We're an IBM mainframe user. It folds into our hardware very well. Our support is covered that way. It's kind of an end-to-end type solution. It works well with the distributed partners. We use WebSphere, so we can go ahead, plug things in and they work.
What needs improvement?
They might be able to improve the monitoring features. When you're looking at distributed platforms, you're looking at different breakpoints to it. MQ has a good support structure, but it would be nice if they could kind of fold MQ into other tools to make it more resilient for other tools, other relationships, and other non-IBM platforms.
That's probably the strongest piece: being able to support the other customers. Eventually, if we can support them end-to-end and tell them where their problems are, we can bring them into our fold and make it an IBM fold.

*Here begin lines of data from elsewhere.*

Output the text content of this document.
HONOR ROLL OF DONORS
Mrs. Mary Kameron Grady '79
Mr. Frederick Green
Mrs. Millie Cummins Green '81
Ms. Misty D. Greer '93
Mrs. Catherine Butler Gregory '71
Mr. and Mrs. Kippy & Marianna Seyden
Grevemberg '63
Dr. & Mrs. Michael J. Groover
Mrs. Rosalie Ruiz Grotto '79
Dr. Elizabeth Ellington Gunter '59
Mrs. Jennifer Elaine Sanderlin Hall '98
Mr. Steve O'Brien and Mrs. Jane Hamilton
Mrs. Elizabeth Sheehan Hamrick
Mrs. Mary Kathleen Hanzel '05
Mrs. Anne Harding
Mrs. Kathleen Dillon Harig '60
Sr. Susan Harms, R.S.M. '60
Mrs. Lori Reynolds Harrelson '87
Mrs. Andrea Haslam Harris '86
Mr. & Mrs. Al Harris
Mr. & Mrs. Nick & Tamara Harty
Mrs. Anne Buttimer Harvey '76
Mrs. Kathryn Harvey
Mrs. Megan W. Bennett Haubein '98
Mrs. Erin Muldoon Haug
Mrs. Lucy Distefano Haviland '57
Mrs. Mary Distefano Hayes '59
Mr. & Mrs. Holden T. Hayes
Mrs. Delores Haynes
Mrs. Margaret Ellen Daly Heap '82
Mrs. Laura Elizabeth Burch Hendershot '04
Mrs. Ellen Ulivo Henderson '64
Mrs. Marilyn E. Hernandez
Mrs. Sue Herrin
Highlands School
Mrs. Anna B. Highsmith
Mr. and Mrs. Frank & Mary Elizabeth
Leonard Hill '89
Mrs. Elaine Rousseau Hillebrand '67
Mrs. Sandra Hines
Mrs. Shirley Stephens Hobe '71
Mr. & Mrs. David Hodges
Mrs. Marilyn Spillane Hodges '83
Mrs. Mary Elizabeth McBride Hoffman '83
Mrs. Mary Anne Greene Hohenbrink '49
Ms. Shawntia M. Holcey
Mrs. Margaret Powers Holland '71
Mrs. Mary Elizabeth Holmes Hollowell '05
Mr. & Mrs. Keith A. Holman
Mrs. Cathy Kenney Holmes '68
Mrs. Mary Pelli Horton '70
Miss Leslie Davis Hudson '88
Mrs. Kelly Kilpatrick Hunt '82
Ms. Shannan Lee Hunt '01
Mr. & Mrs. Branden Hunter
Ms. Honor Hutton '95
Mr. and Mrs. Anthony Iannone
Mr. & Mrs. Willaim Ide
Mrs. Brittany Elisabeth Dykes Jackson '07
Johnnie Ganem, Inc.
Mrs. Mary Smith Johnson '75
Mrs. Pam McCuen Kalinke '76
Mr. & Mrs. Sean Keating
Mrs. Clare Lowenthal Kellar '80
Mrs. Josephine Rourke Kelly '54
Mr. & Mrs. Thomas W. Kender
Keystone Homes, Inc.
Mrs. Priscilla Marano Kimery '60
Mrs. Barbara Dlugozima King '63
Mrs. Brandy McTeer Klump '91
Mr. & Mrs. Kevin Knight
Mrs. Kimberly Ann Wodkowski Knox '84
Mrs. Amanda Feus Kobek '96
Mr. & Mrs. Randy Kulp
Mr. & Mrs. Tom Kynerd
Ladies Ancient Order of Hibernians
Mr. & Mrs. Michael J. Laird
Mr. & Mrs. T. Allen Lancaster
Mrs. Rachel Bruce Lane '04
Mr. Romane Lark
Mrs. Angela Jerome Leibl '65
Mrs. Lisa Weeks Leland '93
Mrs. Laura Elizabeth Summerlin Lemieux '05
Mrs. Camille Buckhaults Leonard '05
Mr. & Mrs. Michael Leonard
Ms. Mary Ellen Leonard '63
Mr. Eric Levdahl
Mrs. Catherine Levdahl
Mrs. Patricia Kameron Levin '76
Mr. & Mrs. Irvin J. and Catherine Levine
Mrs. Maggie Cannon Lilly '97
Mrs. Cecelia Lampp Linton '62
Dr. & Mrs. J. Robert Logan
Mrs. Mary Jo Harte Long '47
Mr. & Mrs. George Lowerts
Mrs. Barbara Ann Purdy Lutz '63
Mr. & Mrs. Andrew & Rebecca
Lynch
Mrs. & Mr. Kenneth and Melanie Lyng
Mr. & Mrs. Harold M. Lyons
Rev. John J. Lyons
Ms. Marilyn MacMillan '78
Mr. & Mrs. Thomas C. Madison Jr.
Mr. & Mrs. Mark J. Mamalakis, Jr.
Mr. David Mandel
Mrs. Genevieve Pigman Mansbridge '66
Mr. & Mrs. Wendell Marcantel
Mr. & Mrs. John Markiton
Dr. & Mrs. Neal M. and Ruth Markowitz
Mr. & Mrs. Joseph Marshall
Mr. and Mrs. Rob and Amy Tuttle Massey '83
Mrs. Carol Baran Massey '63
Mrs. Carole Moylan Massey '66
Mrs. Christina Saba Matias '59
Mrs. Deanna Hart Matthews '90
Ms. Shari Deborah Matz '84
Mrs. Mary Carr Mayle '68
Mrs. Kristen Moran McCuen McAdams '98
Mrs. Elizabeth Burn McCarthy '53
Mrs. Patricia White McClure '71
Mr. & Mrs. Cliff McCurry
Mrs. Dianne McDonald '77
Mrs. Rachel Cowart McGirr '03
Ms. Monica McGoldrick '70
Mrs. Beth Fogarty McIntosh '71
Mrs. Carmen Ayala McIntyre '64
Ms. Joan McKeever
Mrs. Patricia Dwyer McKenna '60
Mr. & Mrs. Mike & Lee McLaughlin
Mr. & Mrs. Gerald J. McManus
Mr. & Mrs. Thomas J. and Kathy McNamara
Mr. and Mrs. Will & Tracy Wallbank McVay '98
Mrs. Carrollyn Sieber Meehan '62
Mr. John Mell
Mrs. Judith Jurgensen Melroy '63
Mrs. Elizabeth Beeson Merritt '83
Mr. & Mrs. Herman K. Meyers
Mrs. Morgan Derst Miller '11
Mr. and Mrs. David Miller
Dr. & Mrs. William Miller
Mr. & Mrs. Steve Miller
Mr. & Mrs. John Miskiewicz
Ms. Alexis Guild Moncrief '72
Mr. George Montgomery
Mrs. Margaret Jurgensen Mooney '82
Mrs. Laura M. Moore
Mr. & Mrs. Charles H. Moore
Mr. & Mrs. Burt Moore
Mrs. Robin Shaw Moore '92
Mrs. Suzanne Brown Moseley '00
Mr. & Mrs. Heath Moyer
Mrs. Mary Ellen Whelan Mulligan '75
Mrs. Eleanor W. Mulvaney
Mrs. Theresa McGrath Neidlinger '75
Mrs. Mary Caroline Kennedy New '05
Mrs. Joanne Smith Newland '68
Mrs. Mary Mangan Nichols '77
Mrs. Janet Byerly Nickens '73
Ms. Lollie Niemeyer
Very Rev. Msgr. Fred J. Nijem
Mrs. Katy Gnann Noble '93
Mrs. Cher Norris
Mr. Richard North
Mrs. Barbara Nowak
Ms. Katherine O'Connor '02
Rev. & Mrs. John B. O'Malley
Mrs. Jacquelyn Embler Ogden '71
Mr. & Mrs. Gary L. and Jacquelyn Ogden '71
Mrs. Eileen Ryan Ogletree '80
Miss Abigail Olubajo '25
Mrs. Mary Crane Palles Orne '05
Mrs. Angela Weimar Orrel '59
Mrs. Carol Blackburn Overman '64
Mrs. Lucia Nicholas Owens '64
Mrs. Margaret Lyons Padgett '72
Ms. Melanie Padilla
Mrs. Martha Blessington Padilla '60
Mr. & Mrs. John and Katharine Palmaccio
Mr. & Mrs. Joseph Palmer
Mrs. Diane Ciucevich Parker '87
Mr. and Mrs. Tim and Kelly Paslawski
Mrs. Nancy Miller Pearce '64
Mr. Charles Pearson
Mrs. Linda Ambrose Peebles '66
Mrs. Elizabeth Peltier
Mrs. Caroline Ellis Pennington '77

What do I think about the stability of the solution?
Stability is unrivaled. We've got no problems with it. It's like the mainframes. When you're looking at five nines for availability, it's there all the time. MQ is there all the time. If we have a problem, it's not part of the conversation. It's more of a case of a database on the other end that we're using as a repository is having a problem. You can go out there, store the messages, and guarantee delivery if there are any interruptions. It just works for us.
What do I think about the scalability of the solution?
It's plug and play. If you need more, you can figure it out on the fly; you can add end points to it. The fact that you can add connections makes it very easy for us, because a lot of times we'll run into an issue where we get spikes in connectivity. We can go ahead and define something on the fly. We can go ahead and throw in the extra conversation, and queues aren't a problem at either end. The fact that we can reduce queues by adding extra channels is a great plus for us.
How is customer service and technical support?
We have only rarely used technical support, because you don't really need it. When we have used it, it's been very good. The SLAs and everything that we've got for tech support is being met. We've also been using it long enough that we've got some very solid support, as far as, we know who to talk to and when to talk to. It's been great for us.
How was the initial setup?
I was not really involved in the initial setup. I was probably around for it, but I had an applications background. I went from the systems side to the applications side, and back to the systems side. It was kind of the interim period. I'm not really responsible for the MQ right now. I'm more of a user of MQ and a supporting group. As a mainframe user, we basically have that relationship with them.
Which other solutions did I evaluate?
It's actually not a decision to use MQ, but maybe to expand MQ in some cases. It also is one of those places where you can't really go wrong by saying, “We're going to use MQ,” because it's proven.
The most important criteria for me when selecting a vendor to work with is probably stability. Relationships are important, but we're looking at up time. The better the up time is, the stronger we are, the better our product is, the better we are in front of customers. It used to be, when you were basically just facing other employees in the company, that's one experience. Now that you're facing the user with the dot-com boom, the world out there, everybody's on the end of a phone, our transaction counts have gone up exponentially. To have that relationship, and to have MQ being able to service what they service and support that expansion has been fantastic.
What other advice do I have?
Consider the pros and cons. For us, it’s reliability; it’s stability; it’s reputation. Do not get hung up on the fact that it is one of those "legacy"-type connectivities. A lot of people might not want to look at MQ, look at IBM or look at something because “that's the old way of doing things.” It's the current way of doing things. It's a leading-edge way of doing things, and the fact that it's there 100% of the time.
I'm not sure anybody’s perfect. They're very good at what they do. If they can play well with others, that's the real part of it right now. We're using WebSphere; we're using the mainframe; we're using the distributed side. As long as they can play with everybody, they're going to be a strong player. We'll be a strong proponent for them.
Disclosure: I am a real user, and this review is based on my own experience and opinions.